Bank Barnings ufał swojemu pracownikowi i traktował go niemal jak „cudowne dziecko”, pompując do Singapuru pieniądze. Ostatecznie straty Leesona wyniosły 1,4 mld dolarów doprowadzając do upadku bank, który sfinansował w imieniu USA odkupienie od Francji Luizjany w 1803 roku. W 1818 roku Baringsa określano jako jedno z sześciu mocarstw rządzących światem.

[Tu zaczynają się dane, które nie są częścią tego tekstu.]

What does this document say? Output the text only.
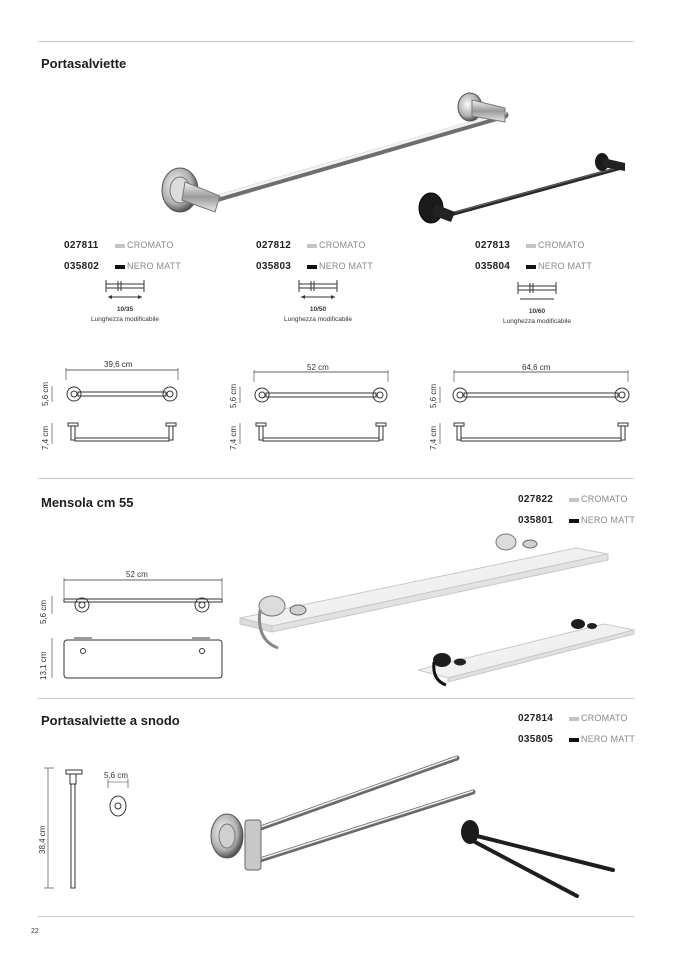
Portasalviette
027811	CROMATO
035802	NERO MATT
027812	CROMATO
035803	NERO MATT
027813	CROMATO
035804	NERO MATT
10/35
Lunghezza modificabile
10/50
Lunghezza modificabile
10/60
Lunghezza modificabile
39,6 cm
5,6 cm
7,4 cm
52 cm
5,6 cm
7,4 cm
64,6 cm
5,6 cm
7,4 cm
Mensola cm 55	027822	CROMATO
035801	NERO MATT
52 cm
5,6 cm
13,1 cm
Portasalviette a snodo	027814	CROMATO
035805	NERO MATT
5,6 cm
38,4 cm
22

Leeson został skazany na sześć i pół roku więzienia, wyszedł po czterech latach odsiadki zwolniony za dobre sprawowanie. W więzieniu napisał wspomnienia, na podstawie których nakręcono potem film. Sam Leeson zarabia teraz występując z odczytami na uczelniach, pracuje także jako „mówca do wynajęcia” na firmowych imprezach czy weselach. Trzyma się z daleka od giełdy, reklamuje jednak jeden z brytyjskich portali hazardowych.
M.D.
Źródło: „Gazeta Wyborcza”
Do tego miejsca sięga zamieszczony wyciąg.